Bürgermeister Stockhoff: „Helfen ist wichtig, aber bitte koordiniert“

Zahlreiche Dorstener haben sich in den letzten Tagen an die Stadtverwaltung gewandt, weil sie Hochwasser-Opfern helfen möchten.
Wasser läuft bei Heimbach an einem Haus vorbei den Hang hinunter. Viele Dorstener wollen Opfern des Hochwassers mit Spenden helfen. © picture alliance/dpa

Bürgermeister Tobias Stockhoff freut sich laut einer Pressemitteilung der Stadt natürlich über die enorme Hilfsbereitschaft. „Es ehrt viele Dorstenerinnen und Dorstener, jetzt den Menschen mit Kleider- oder Möbelspenden in den betroffenen Regionen helfen zu wollen. Das zeigt einmal mehr, dass uns in Dorsten das Leid anderer Menschen nicht egal ist.“

Der Bürgermeister sagt aber auch: „Helfen ist wichtig. Aber bitte nur koordiniert.

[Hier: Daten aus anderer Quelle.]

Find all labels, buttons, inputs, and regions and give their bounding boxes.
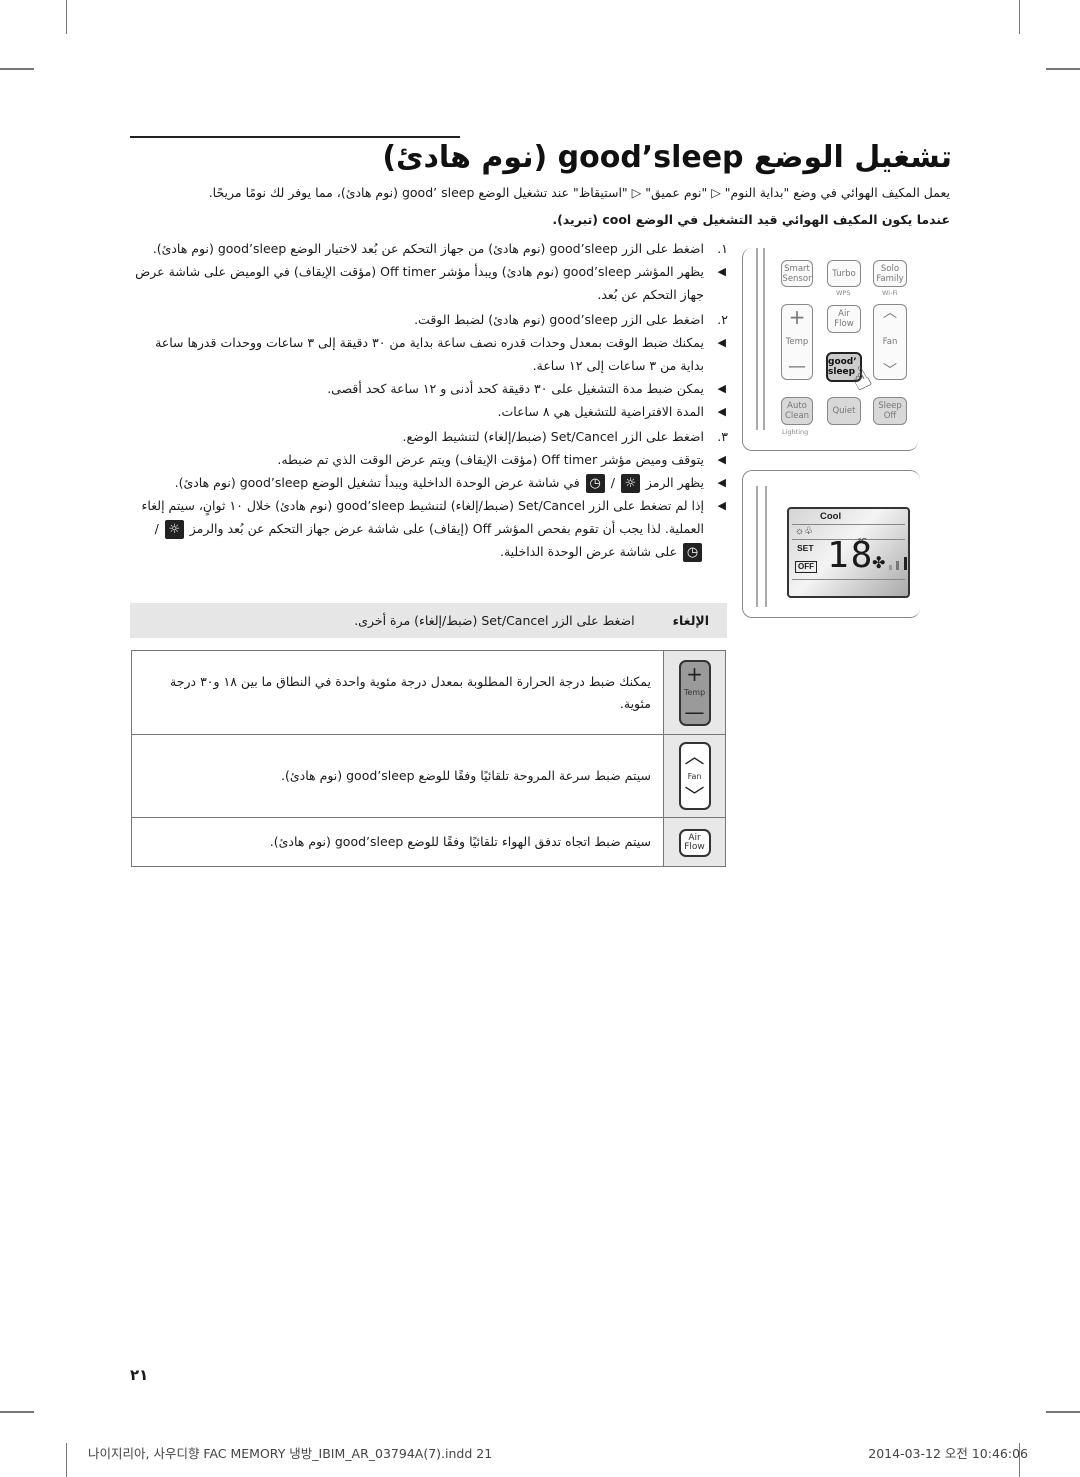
- fan-button-icon: ︿ Fan ﹀: [663, 734, 726, 818]
- step-number: ١.: [717, 241, 728, 256]
- bullet-triangle-icon: ◀: [717, 499, 726, 512]
- bullet: ◀ يظهر الرمز ☼ / ◷ في شاشة عرض الوحدة ال…: [130, 471, 728, 494]
- step-text: اضغط على الزر good’sleep (نوم هادئ) لضبط…: [414, 312, 704, 327]
- bullet-text: يمكن ضبط مدة التشغيل على ٣٠ دقيقة كحد أد…: [327, 381, 704, 396]
- bullet: ◀ يمكنك ضبط الوقت بمعدل وحدات قدره نصف س…: [130, 331, 728, 377]
- sleep-mode-icon: ☼: [164, 520, 184, 539]
- bullet-text: يمكنك ضبط الوقت بمعدل وحدات قدره نصف ساع…: [155, 335, 704, 373]
- table-cell: سيتم ضبط اتجاه تدفق الهواء تلقائيًا وفقً…: [131, 817, 664, 867]
- bullet-triangle-icon: ◀: [717, 405, 726, 418]
- table-row: ︿ Fan ﹀ سيتم ضبط سرعة المروحة تلقائيًا و…: [131, 734, 726, 818]
- intro-text: يعمل المكيف الهوائي في وضع "بداية النوم"…: [208, 185, 950, 200]
- temperature-readout: 18: [827, 535, 875, 576]
- indoor-lcd-display: Cool ☼♧ SET OFF 18 °C ✤: [787, 507, 910, 598]
- sleep-mode-icon: ☼: [620, 474, 640, 493]
- mode-label: Cool: [820, 511, 842, 522]
- step-3: ٣. اضغط على الزر Set/Cancel (ضبط/إلغاء) …: [130, 425, 729, 448]
- off-label: OFF: [795, 561, 817, 573]
- auto-clean-button: Auto Clean: [781, 397, 813, 425]
- fan-label: Fan: [687, 771, 702, 781]
- bullet: ◀ المدة الافتراضية للتشغيل هي ٨ ساعات.: [130, 400, 728, 423]
- page-title: تشغيل الوضع good’sleep (نوم هادئ): [382, 140, 952, 175]
- chevron-up-icon: ︿: [684, 744, 705, 768]
- file-slug: 나이지리아, 사우디향 FAC MEMORY 냉방_IBIM_AR_03794A…: [88, 1446, 493, 1461]
- air-flow-button: Air Flow: [827, 305, 861, 333]
- bullet-text: إذا لم تضغط على الزر Set/Cancel (ضبط/إلغ…: [141, 498, 704, 562]
- bullet-triangle-icon: ◀: [717, 382, 726, 395]
- crop-mark: [1046, 68, 1080, 70]
- smart-sensor-button: Smart Sensor: [781, 260, 813, 287]
- title-rule: [130, 136, 460, 138]
- bullet: ◀ يمكن ضبط مدة التشغيل على ٣٠ دقيقة كحد …: [130, 377, 728, 400]
- timer-icon: ◷: [683, 543, 702, 562]
- plus-icon: +: [788, 305, 806, 329]
- step-number: ٣.: [717, 429, 728, 444]
- bullet-triangle-icon: ◀: [717, 336, 726, 349]
- timer-icon: ◷: [585, 474, 605, 493]
- steps-list: ١. اضغط على الزر good’sleep (نوم هادئ) م…: [130, 237, 728, 563]
- bullet-text: يظهر المؤشر good’sleep (نوم هادئ) ويبدأ …: [135, 264, 704, 302]
- chevron-up-icon: ︿: [883, 305, 897, 321]
- cancel-text: اضغط على الزر Set/Cancel (ضبط/إلغاء) مرة…: [354, 613, 635, 628]
- wps-label: WPS: [836, 289, 851, 297]
- bullet: ◀ يظهر المؤشر good’sleep (نوم هادئ) ويبد…: [130, 260, 728, 306]
- airflow-button-icon: Air Flow: [663, 817, 726, 867]
- fan-button: ︿ Fan ﹀: [873, 304, 907, 380]
- table-row: + Temp — يمكنك ضبط درجة الحرارة المطلوبة…: [131, 650, 726, 735]
- crop-mark: [66, 0, 67, 34]
- quiet-button: Quiet: [827, 397, 861, 425]
- sleep-timer-icons: ☼♧: [795, 526, 814, 537]
- page-number: ٢١: [130, 1366, 149, 1384]
- step-text: اضغط على الزر Set/Cancel (ضبط/إلغاء) لتن…: [402, 429, 705, 444]
- lighting-label: Lighting: [782, 428, 809, 436]
- cancel-label: الإلغاء: [672, 613, 709, 628]
- step-text: اضغط على الزر good’sleep (نوم هادئ) من ج…: [152, 241, 704, 256]
- bullet: ◀ يتوقف وميض مؤشر Off timer (مؤقت الإيقا…: [130, 448, 728, 471]
- bullet-triangle-icon: ◀: [717, 265, 726, 278]
- wifi-label: Wi-Fi: [882, 289, 898, 297]
- table-row: Air Flow سيتم ضبط اتجاه تدفق الهواء تلقا…: [131, 817, 726, 867]
- plus-icon: +: [686, 661, 703, 686]
- unit-label: °C: [858, 537, 867, 546]
- crop-mark: [1046, 1411, 1080, 1413]
- fan-speed-bars-icon: [889, 557, 907, 575]
- sleep-off-button: Sleep Off: [873, 397, 907, 425]
- step-1: ١. اضغط على الزر good’sleep (نوم هادئ) م…: [130, 237, 728, 260]
- step-2: ٢. اضغط على الزر good’sleep (نوم هادئ) ل…: [130, 308, 728, 331]
- table-cell: سيتم ضبط سرعة المروحة تلقائيًا وفقًا للو…: [131, 734, 664, 818]
- step-number: ٢.: [717, 312, 728, 327]
- temp-button: + Temp —: [781, 304, 813, 380]
- temp-button-icon: + Temp —: [663, 650, 726, 735]
- cancel-note: الإلغاء اضغط على الزر Set/Cancel (ضبط/إل…: [130, 603, 727, 638]
- fan-icon: ✤: [872, 555, 886, 572]
- bullet-text: المدة الافتراضية للتشغيل هي ٨ ساعات.: [497, 404, 704, 419]
- table-cell: يمكنك ضبط درجة الحرارة المطلوبة بمعدل در…: [131, 650, 664, 735]
- crop-mark: [0, 1411, 34, 1413]
- bullet-triangle-icon: ◀: [717, 453, 726, 466]
- turbo-button: Turbo: [827, 260, 861, 287]
- bullet-text: يظهر الرمز ☼ / ◷ في شاشة عرض الوحدة الدا…: [174, 474, 704, 493]
- set-label: SET: [797, 543, 814, 553]
- crop-mark: [0, 68, 34, 70]
- bullet-text: يتوقف وميض مؤشر Off timer (مؤقت الإيقاف)…: [277, 452, 704, 467]
- feature-table: + Temp — يمكنك ضبط درجة الحرارة المطلوبة…: [131, 650, 726, 867]
- chevron-down-icon: ﹀: [883, 363, 897, 379]
- crop-mark: [1019, 0, 1020, 34]
- subheading: عندما يكون المكيف الهوائي قيد التشغيل في…: [552, 212, 950, 227]
- solo-family-button: Solo Family: [873, 260, 907, 287]
- temp-label: Temp: [683, 688, 706, 697]
- crop-mark: [66, 1443, 67, 1477]
- chevron-down-icon: ﹀: [684, 784, 705, 808]
- minus-icon: —: [788, 356, 806, 377]
- print-timestamp: 2014-03-12 오전 10:46:06: [868, 1446, 1028, 1461]
- bullet-triangle-icon: ◀: [717, 476, 726, 489]
- minus-icon: —: [684, 699, 705, 724]
- bullet: ◀ إذا لم تضغط على الزر Set/Cancel (ضبط/إ…: [130, 494, 728, 563]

Das ist jetzt der oberste Grundsatz.“

Tobias Stockhoff bittet deshalb um Verständnis, dass Hilfe durch Spenden nur in Abstimmung mit den betroffenen Städten und Kreisen erfolgen kann. „Es hilft überhaupt nicht, wenn jetzt alle Kleidung, Möbel und andere Gegenstände sammeln und mit Lkw-Konvois die Verkehrswege in den betroffenen Regionen lahmlegen“, sagt er und stellt klar: „Fahren Sie bitte unter keinen Umständen auf eigene Faust in die betroffenen Gebiete.“

Hilfe muss organisiert sein

Auch eine Krise, so der Bürgermeister in der Mitteilung weiter, will organisiert werden, damit Hilfe in den Katastrophengebieten effektiv ankommt und nicht für zusätzliche Probleme sorgt und z.B. zu überfüllten Straßen und Lagerstätten führt. „Aktuell unterstützen die Kommunen und Menschen in den benachbarten Kreisen von betroffenen Städten und Kreisen effektiv und vorbildlich.“

Die Stadt Dorsten hat eine Anfrage beim Kreis Recklinghausen gestellt, um die Hilfe besser zu koordinieren. Sobald nähere Einzelheiten vorliegen, werde es dazu Informationen geben.